Wünschbar wären aber repräsentative Zusammenstellungen zu einer Vielzahl umsatzstarker Heilmittel. Diese kann auch die Krankenkasse Helsana nicht liefern, die jährlich einen Arzneimittel-Report publiziert. Gemäss der zurzeit jüngsten Auflage verursachten die 20 kostenintensivsten Präparate 2022 Gesamtkosten von 127 Millionen Franken. Die Bandbreite der Kosten pro Patient reichte von 300 bis rund 26 000 Franken. Die Helsana kritisiert im Bericht, dass von 45 neuen Medikamentenwirkstoffen von 2022 nur gerade 4 «Innovationscharakter» aufwiesen. Dies sagt indes noch nichts Schlüssiges zum Kosten-Nutzen-Verhältnis aus.
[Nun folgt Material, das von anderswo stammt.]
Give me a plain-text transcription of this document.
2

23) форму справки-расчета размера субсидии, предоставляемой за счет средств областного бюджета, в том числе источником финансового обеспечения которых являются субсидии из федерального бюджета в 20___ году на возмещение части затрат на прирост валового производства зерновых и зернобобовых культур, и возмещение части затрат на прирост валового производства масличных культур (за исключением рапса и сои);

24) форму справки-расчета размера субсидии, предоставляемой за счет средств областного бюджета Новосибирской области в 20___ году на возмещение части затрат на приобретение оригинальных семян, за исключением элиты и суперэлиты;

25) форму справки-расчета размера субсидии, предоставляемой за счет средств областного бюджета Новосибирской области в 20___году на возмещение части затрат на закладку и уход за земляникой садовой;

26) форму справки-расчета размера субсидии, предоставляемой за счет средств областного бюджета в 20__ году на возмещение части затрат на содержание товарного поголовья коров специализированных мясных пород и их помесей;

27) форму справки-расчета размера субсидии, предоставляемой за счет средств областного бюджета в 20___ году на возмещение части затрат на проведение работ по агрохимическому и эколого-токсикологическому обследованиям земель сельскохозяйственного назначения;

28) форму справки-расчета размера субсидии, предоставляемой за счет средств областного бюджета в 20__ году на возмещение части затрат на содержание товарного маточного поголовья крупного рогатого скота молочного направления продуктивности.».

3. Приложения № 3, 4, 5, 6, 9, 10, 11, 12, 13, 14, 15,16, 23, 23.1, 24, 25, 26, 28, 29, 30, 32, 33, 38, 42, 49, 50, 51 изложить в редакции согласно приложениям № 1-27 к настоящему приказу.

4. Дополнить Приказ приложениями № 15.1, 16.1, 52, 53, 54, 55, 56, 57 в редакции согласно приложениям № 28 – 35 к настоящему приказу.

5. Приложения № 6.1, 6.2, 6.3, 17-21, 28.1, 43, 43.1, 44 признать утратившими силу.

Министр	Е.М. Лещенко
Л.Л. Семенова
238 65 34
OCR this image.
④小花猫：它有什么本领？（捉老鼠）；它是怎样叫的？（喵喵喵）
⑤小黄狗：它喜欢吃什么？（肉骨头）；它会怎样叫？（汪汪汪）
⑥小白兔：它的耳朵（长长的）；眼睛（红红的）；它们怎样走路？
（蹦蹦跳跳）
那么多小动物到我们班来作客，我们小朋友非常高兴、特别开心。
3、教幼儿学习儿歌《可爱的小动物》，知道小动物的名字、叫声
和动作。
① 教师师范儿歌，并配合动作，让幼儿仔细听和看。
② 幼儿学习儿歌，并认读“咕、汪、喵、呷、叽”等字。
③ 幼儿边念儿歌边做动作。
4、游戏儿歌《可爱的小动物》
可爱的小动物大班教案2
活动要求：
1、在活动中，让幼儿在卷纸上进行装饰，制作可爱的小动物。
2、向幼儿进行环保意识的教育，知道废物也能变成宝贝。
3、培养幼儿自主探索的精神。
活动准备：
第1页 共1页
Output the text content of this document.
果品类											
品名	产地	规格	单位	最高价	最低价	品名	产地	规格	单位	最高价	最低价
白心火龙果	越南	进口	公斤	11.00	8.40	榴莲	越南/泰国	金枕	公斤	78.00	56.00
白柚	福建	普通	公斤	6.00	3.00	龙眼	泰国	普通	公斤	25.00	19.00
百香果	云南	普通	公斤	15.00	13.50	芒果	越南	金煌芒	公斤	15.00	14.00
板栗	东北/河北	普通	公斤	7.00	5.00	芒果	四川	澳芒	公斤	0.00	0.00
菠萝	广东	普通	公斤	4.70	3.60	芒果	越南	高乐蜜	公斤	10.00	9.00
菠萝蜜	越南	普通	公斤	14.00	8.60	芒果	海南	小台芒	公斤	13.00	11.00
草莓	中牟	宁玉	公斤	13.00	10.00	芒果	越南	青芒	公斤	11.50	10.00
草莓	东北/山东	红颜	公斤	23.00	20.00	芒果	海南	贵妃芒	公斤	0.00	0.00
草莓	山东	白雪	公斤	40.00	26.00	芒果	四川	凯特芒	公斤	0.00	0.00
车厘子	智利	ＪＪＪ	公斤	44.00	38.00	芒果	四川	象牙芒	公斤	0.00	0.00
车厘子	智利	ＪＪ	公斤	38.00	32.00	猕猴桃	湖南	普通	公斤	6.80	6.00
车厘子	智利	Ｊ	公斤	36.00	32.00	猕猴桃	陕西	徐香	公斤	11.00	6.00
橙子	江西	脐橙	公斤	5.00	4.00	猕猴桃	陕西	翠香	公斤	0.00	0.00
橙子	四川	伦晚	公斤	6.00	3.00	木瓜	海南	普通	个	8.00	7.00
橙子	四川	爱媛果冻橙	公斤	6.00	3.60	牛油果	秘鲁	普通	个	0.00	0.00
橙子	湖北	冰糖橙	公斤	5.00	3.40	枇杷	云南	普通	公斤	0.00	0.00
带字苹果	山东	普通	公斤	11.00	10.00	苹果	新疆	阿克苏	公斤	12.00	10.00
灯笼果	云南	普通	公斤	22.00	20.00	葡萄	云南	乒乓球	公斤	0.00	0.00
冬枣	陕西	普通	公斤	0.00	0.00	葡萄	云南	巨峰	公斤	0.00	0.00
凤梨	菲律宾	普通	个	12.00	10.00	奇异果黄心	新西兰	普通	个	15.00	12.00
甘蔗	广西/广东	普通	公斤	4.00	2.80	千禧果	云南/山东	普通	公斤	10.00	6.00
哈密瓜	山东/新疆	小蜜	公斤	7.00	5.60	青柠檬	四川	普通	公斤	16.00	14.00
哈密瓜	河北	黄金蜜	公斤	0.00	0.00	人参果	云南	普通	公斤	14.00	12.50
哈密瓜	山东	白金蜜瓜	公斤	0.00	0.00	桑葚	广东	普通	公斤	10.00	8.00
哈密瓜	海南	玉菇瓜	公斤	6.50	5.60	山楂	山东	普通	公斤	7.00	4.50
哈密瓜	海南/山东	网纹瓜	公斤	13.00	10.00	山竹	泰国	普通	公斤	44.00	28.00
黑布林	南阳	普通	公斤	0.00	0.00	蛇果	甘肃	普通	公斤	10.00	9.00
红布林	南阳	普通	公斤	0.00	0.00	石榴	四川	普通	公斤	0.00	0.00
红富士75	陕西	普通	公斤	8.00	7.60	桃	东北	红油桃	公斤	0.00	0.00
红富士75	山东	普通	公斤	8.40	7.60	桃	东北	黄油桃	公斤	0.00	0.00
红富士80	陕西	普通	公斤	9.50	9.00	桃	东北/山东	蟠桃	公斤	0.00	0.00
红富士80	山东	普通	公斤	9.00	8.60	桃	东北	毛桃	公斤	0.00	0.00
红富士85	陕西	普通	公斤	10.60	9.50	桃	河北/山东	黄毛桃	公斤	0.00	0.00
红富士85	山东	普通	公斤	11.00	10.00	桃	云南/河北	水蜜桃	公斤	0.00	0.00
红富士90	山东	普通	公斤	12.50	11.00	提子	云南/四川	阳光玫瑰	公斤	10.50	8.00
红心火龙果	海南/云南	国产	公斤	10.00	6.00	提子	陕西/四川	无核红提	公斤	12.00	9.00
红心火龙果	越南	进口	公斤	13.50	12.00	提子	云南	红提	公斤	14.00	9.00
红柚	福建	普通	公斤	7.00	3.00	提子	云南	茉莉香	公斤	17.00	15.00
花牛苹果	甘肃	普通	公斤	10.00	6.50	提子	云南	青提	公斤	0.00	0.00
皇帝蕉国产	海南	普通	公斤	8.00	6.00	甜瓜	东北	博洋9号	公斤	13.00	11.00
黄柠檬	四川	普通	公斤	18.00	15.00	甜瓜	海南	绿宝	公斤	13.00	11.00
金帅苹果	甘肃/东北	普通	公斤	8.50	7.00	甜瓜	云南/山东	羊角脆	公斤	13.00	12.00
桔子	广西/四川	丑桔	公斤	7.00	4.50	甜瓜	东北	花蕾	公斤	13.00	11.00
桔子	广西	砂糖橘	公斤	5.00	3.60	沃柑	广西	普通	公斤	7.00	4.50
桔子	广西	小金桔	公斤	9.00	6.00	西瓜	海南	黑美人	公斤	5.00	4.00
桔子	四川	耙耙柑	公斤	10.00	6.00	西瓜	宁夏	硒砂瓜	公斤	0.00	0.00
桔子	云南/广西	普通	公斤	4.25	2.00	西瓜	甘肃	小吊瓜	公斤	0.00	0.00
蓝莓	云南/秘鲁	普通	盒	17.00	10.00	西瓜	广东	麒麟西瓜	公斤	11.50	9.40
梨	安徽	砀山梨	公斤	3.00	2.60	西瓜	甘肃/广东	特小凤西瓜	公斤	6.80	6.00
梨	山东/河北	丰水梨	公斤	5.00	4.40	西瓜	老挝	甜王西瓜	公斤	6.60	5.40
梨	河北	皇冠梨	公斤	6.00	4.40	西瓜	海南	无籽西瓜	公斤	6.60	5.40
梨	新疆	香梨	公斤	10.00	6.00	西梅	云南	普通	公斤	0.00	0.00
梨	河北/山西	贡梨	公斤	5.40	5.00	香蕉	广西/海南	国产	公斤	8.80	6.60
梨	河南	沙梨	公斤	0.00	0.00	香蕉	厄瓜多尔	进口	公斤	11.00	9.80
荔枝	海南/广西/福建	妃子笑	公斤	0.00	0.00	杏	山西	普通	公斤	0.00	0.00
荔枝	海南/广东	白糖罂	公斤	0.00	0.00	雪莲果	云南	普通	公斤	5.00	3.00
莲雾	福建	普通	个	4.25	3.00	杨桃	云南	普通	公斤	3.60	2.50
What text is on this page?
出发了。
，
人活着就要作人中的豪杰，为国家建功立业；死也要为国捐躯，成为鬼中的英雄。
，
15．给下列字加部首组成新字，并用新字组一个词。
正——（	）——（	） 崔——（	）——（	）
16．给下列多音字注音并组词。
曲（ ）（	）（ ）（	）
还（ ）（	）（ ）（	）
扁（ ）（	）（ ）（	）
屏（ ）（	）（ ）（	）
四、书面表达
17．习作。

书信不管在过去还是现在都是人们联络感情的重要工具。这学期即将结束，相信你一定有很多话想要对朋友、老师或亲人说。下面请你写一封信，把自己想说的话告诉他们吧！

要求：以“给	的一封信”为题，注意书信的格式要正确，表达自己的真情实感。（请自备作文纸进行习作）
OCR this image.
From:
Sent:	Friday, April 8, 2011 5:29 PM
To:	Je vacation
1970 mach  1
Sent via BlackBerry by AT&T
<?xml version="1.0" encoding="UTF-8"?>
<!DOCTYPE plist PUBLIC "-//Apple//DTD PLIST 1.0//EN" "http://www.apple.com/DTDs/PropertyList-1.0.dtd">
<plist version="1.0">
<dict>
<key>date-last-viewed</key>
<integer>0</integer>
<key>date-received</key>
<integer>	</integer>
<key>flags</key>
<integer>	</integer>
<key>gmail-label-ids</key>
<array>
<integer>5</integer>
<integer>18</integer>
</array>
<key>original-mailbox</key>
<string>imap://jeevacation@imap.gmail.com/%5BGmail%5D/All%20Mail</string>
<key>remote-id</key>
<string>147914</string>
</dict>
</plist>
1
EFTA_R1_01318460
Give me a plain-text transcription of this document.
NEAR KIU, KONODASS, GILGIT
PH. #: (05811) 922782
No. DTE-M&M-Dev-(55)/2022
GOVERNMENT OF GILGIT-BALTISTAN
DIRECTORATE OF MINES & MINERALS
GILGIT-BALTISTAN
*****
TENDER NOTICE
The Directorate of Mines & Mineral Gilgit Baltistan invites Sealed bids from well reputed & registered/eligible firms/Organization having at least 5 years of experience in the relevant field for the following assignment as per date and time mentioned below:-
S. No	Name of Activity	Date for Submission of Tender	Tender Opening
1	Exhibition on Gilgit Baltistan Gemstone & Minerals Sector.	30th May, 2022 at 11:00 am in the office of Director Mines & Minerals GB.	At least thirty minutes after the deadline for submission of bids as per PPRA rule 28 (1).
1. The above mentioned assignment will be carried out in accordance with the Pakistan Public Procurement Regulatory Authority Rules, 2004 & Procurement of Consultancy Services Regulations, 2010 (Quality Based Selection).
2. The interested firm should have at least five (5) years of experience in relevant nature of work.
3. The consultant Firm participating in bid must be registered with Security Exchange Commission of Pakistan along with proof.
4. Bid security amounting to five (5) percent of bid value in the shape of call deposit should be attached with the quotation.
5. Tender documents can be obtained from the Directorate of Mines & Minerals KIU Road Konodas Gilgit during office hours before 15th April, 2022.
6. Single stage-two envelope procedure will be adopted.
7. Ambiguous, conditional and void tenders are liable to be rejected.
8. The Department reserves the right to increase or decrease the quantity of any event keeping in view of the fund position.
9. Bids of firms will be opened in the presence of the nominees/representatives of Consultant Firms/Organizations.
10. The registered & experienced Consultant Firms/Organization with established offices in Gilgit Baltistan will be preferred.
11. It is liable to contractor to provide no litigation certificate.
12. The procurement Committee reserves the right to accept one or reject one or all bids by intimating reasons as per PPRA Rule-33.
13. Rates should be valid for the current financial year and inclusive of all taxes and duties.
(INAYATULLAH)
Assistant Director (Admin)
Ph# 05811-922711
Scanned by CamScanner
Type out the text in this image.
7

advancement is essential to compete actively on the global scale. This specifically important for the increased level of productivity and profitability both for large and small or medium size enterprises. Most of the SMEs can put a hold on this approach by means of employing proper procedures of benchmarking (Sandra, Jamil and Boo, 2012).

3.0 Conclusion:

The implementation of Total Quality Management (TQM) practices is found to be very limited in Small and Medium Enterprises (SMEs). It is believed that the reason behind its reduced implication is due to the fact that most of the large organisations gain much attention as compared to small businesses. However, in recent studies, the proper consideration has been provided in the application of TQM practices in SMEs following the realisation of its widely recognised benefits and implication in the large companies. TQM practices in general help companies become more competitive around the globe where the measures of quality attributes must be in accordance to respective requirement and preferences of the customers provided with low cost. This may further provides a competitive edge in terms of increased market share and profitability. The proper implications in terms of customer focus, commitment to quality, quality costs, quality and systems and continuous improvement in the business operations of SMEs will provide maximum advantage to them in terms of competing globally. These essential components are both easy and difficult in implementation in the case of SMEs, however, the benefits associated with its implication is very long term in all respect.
«Politik und Gesellschaft haben bisher die Diskussion über den Wert eines zusätzlichen Lebensjahrs bei guter Gesundheit nicht geführt», sagt der Helsana-Gesundheitsökonom Manuel Elmiger. Eine solche Diskussion sei «wünschenswert», betont Kerstin Vokinger, Professorin für Recht und Medizin an der Universität Zürich. Sie war und ist an diversen Studien zu Kosten und Nutzen von Medikamenten im In- und Ausland beteiligt. Ob das Preisniveau in der Schweiz generell überhöht ist, lässt Vokinger offen. Sie sagt aber: «Die Preise sind nicht optimal.» Sie liefert Indizien aus ihren Studien: Weniger als ein Drittel aller befristet zugelassenen Medikamente hätten einen hohen therapeutischen Nutzen; bei den Krebsmedikamenten gebe es keinen statistischen Zusammenhang zwischen medizinischem Nutzen und Preis; und Krebsmedikamente seien unter anderem gemessen an ihrem Nutzen im Mittel etwa dreimal so teuer wie andere Heilmittel.